Lenin sınıfları en kısa tanımı ile arkadaşların da aktardığı gibi, “biri diğerinin emeğini mülk edinebilen insan grupları” olarak tanımlar. Bu tanımlamayı yaparken hiç kuşkusuz içinde bulunulan şartlarda ve tarihsel gelişmesini göz önüne alarak hareket etmiştir. Tarihsel gelişmenin her döneminde, sınıflar farklı biçimlerde olmalarına rağmen, ortak temel özelliklere de sahiptirler. İşte Lenin’in belirttiği bu tanım, tarihin bütün dönemlerindeki sınıfların ortak, değişmeyen en temel özelliğinden başka bir şey değildir. Kuşkusuz bu özellikler sadece ekonomik alanla sınırlı değildir, aynı zamanda siyasi ve ideolojik alanda da ortak temel özellikler mevcuttur. “Biri diğerinin emeğini mülk edinebilen insan grupları” özelliğini belirtirken Lenin, bununla birinin diğerinin emeğini mülk edinmiş olması haliyle sınırlamaz, aynı şekilde, biri diğerinin emeğini mülk edinmeyi düşünmesi, tasarlaması ve bu amaca yönelik çalışmayı da içerir. Bir burjuvanın, burjuva sayılabilmesi için mutlaka artı-emeği sömürmesi gerekmez, artı-emek sömürmeyi istemesi ve bu konuda bilinçli ya da bilinçsiz çaba harcaması, davranış göstermesi yeterlidir. Bu aynı zamanda şu anlama gelir: burjuvazinin varlığı sadece üretim araçlarının mülkiyetiyle sınırlandırılamaz, üretim araçlarına sahip olmayan ve herhangi bir sömürüyü gerçekleştiremeyen ama bunu yapmak isteyen, burjuva dünya görüşüne (burjuva ideolojisine), özlemlere sahip olan ve burjuva gibi düşünüp hareket edenler de fiiliyatta burjuva unsurlar olarak görülmelidir.

Bugün biz sınıflı toplumda yaşıyoruz ve bugünkü sınıfların işgal ettikleri toplumsal yerden ve bundan kaynaklanan birtakım özellikleri vardır.

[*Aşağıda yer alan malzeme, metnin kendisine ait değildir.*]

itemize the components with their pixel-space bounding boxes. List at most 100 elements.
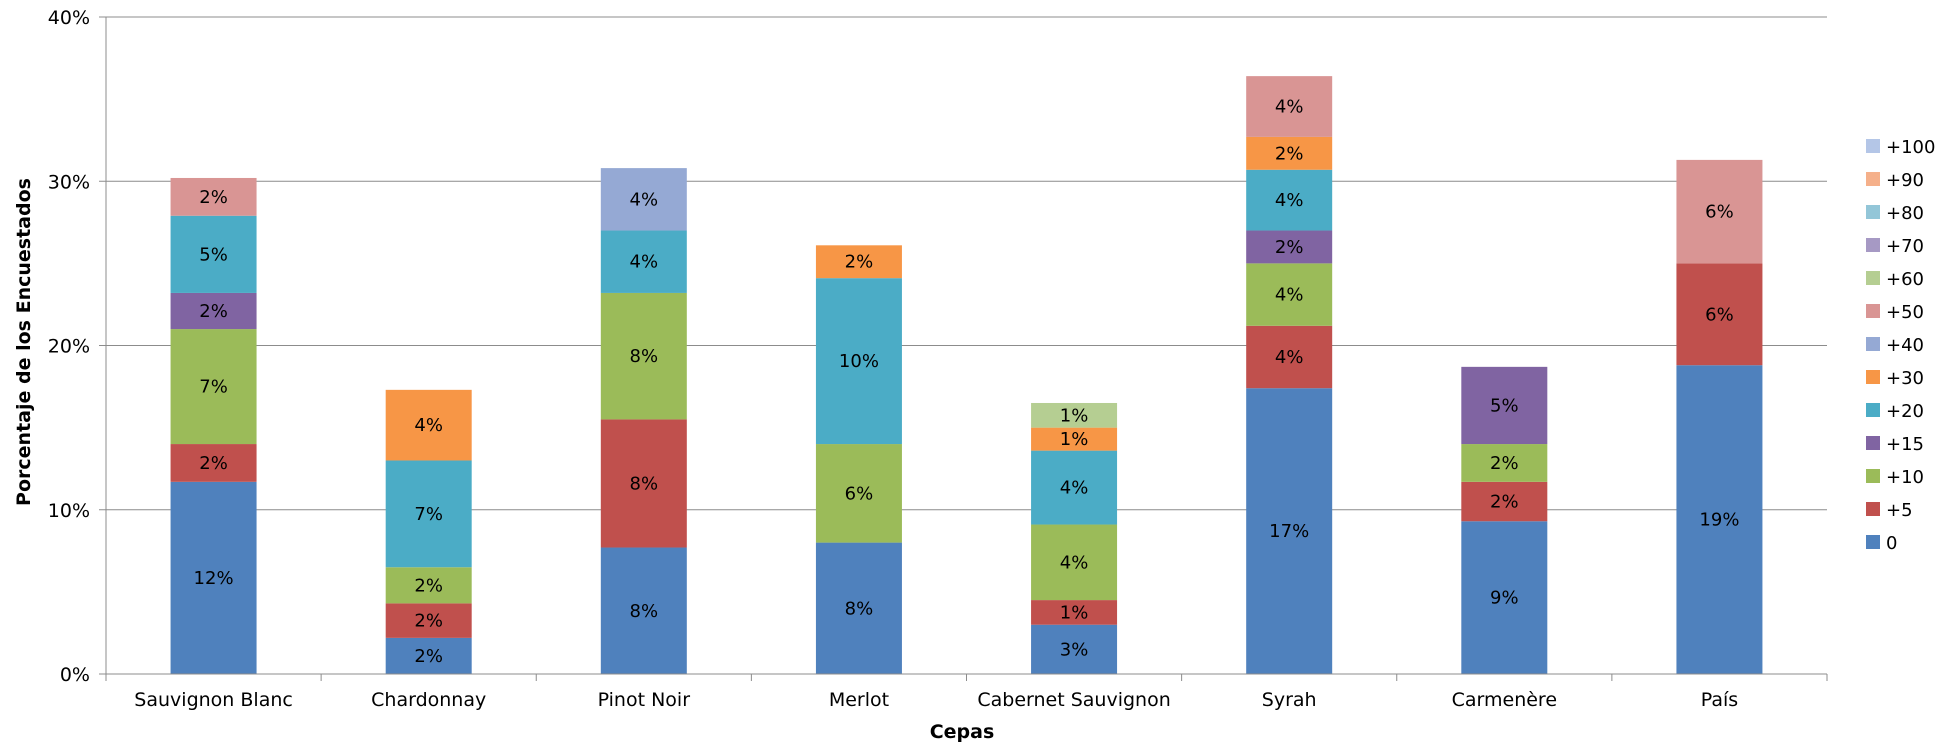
bar-segment bbox=[815, 542, 902, 674]
data-label: 19% bbox=[1699, 510, 1739, 531]
data-label: 4% bbox=[414, 415, 443, 436]
legend-swatch bbox=[1866, 271, 1880, 285]
data-label: 2% bbox=[845, 252, 874, 273]
bar-segment bbox=[170, 215, 257, 293]
y-tick-label: 40% bbox=[48, 7, 90, 29]
y-tick-label: 10% bbox=[48, 500, 90, 522]
data-label: 4% bbox=[630, 252, 659, 273]
data-label: 6% bbox=[1705, 304, 1734, 325]
data-label: 2% bbox=[199, 453, 228, 474]
legend-swatch bbox=[1866, 436, 1880, 450]
y-axis-ticks: 0% 10% 20% 30% 40% bbox=[48, 7, 106, 686]
data-label: 10% bbox=[839, 351, 879, 372]
x-tick-label: Syrah bbox=[1262, 689, 1317, 711]
legend-entry: +5 bbox=[1886, 500, 1913, 521]
legend-entry: +15 bbox=[1886, 434, 1924, 455]
bar-segment bbox=[1031, 402, 1118, 428]
data-label: 4% bbox=[1060, 552, 1089, 573]
bar-segment bbox=[385, 389, 472, 461]
data-label: 1% bbox=[1060, 429, 1089, 450]
data-label: 2% bbox=[414, 611, 443, 632]
x-tick-label: Carmenère bbox=[1452, 689, 1557, 711]
bar-segment bbox=[1676, 159, 1763, 264]
data-label: 7% bbox=[199, 377, 228, 398]
bar-segment bbox=[600, 419, 687, 548]
bar-segment bbox=[1031, 524, 1118, 601]
data-label: 3% bbox=[1060, 639, 1089, 660]
bar-segment bbox=[1246, 325, 1333, 389]
legend-swatch bbox=[1866, 139, 1880, 153]
x-tick-label: Chardonnay bbox=[371, 689, 486, 711]
bar-segment bbox=[385, 567, 472, 604]
data-label: 2% bbox=[414, 646, 443, 667]
legend-entry: +60 bbox=[1886, 269, 1924, 290]
data-label: 5% bbox=[199, 244, 228, 265]
legend-swatch bbox=[1866, 337, 1880, 351]
legend-swatch bbox=[1866, 403, 1880, 417]
legend-entry: +90 bbox=[1886, 170, 1924, 191]
bar-segment bbox=[600, 230, 687, 293]
bar-segment bbox=[1246, 136, 1333, 170]
bar-segment bbox=[1246, 388, 1333, 674]
x-tick-label: Merlot bbox=[829, 689, 889, 711]
legend-entry: +10 bbox=[1886, 467, 1924, 488]
legend-entry: +40 bbox=[1886, 335, 1924, 356]
bar-segment bbox=[1676, 263, 1763, 366]
data-label: 1% bbox=[1060, 602, 1089, 623]
bar-segment bbox=[815, 245, 902, 279]
legend-entry: +70 bbox=[1886, 236, 1924, 257]
data-label: 8% bbox=[630, 473, 659, 494]
data-label: 6% bbox=[1705, 202, 1734, 223]
data-label: 4% bbox=[1275, 190, 1304, 211]
y-tick-label: 0% bbox=[60, 664, 90, 686]
bar-segment bbox=[1246, 169, 1333, 231]
data-label: 7% bbox=[414, 504, 443, 525]
data-label: 4% bbox=[1275, 347, 1304, 368]
data-label: 2% bbox=[1490, 492, 1519, 513]
legend-swatch bbox=[1866, 304, 1880, 318]
data-label: 9% bbox=[1490, 588, 1519, 609]
data-label: 2% bbox=[1490, 453, 1519, 474]
bar-segment bbox=[815, 444, 902, 543]
bar-segment bbox=[170, 292, 257, 330]
data-label: 8% bbox=[630, 346, 659, 367]
data-label: 8% bbox=[845, 598, 874, 619]
data-label: 2% bbox=[199, 187, 228, 208]
x-axis-ticks: Sauvignon Blanc Chardonnay Pinot Noir Merlo… bbox=[105, 674, 1828, 711]
legend: +100+90+80+70+60+50+40+30+20+15+10+50 bbox=[1866, 137, 1935, 554]
data-label: 12% bbox=[194, 568, 234, 589]
bar-segment bbox=[1461, 481, 1548, 522]
data-label: 17% bbox=[1269, 521, 1309, 542]
x-axis-title: Cepas bbox=[930, 721, 995, 743]
legend-entry: 0 bbox=[1886, 533, 1897, 554]
legend-entry: +20 bbox=[1886, 401, 1924, 422]
x-tick-label: Pinot Noir bbox=[598, 689, 691, 711]
data-label: 4% bbox=[1060, 478, 1089, 499]
legend-swatch bbox=[1866, 205, 1880, 219]
data-label: 4% bbox=[1275, 97, 1304, 118]
bar-segment bbox=[170, 329, 257, 445]
legend-swatch bbox=[1866, 370, 1880, 384]
bar-segment bbox=[170, 481, 257, 674]
data-label: 2% bbox=[199, 301, 228, 322]
data-label: 4% bbox=[1275, 285, 1304, 306]
x-tick-label: Cabernet Sauvignon bbox=[977, 689, 1170, 711]
bar-segment bbox=[1246, 263, 1333, 326]
bar-segment bbox=[385, 603, 472, 638]
data-label: 2% bbox=[1275, 143, 1304, 164]
bar-segment bbox=[1246, 230, 1333, 264]
data-label: 5% bbox=[1490, 395, 1519, 416]
bar-segment bbox=[1246, 76, 1333, 137]
bar-segment bbox=[1031, 427, 1118, 451]
data-label: 6% bbox=[845, 483, 874, 504]
legend-swatch bbox=[1866, 469, 1880, 483]
gridlines bbox=[106, 16, 1827, 511]
data-label: 2% bbox=[1275, 237, 1304, 258]
legend-swatch bbox=[1866, 238, 1880, 252]
bar-segment bbox=[1676, 365, 1763, 674]
y-tick-label: 30% bbox=[48, 171, 90, 193]
bar-segment bbox=[385, 460, 472, 568]
y-tick-label: 20% bbox=[48, 336, 90, 358]
bar-segment bbox=[600, 547, 687, 674]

Bu özelliklerin en temel ve belli başlı olanlarını şöyle sıralayabiliriz: sömürücü sınıflar, üretim araçlarının mülkiyetini ellerinde tutuyorlar ve devlet aracılığıyla hakim sınıflar olarak örgütlenmiş ve sömürülerinin sürekliliğini güvence altına almış durumdadırlar. Emekçi sınıflar üzerinde sınırsız bir sömürü ve baskı imkanına sahiptirler. Fakat emekçiler ayağa kalktıklarında ve iktidarı söküp aldıklarında durum değişir; hakim sınıf durumunda olan komprador burjuvazi ve feodaller, üretim araçları üzerindeki özel mülkiyetleri kaldırıldı diye hemen sınıf olarak ortadan kalkmazlar, eski düzeni getirmek için mücadelelerini bırakmaz, tersine daha amansız daha sert ve her metodu deneyerek kaybettikleri cennetlerini kurmak isterler. Yani bu demektir ki, onlar ekonomik olarak yok edilmiş olmalarına rağmen halen siyasi olarak yok edilememişlerdir, ideolojik olarak varlıkları son bulmamış ve bundan dolayıdır ki, sadece ekonomik olarak “yok” etmek onların sınıf olarak yok edildikleri anlamına gelmez. Büyük Ekim Devrimi’nden sonra da Sovyetler Birliği’nde böyle olmuştur. Lenin mülksüzleştirilen büyük burjuva ve toprak ağalarının yok edilmediklerini ve bunların sert direnişinden birçok yerde bahsetmekte, bunlara ilişkin proletarya diktatörlüğünün görevlerine işaret etmektedir.

Lenin sosyalist devrimden sonra Rusya’nın ekonomik sistemini incelerken şunları belirtir:

“Proletarya diktatörlüğü döneminde Rusya’nın ekonomik sistemi tek bir geniş devlet çapında, komünist ilkeler üzerinde birleşmiş ve ilk adımlarını atan emeğin savaşımının -küçük meta üretimine ve hala direnen kapitalizme karşı ve küçük meta temeli üzerinde yeniden ortaya çıkmakta olan kapitalizme (abç) karşı savaşımı- temsil eder.” (Burjuva Demokrasisi ve P. Diktatörlüğü Sf. 206)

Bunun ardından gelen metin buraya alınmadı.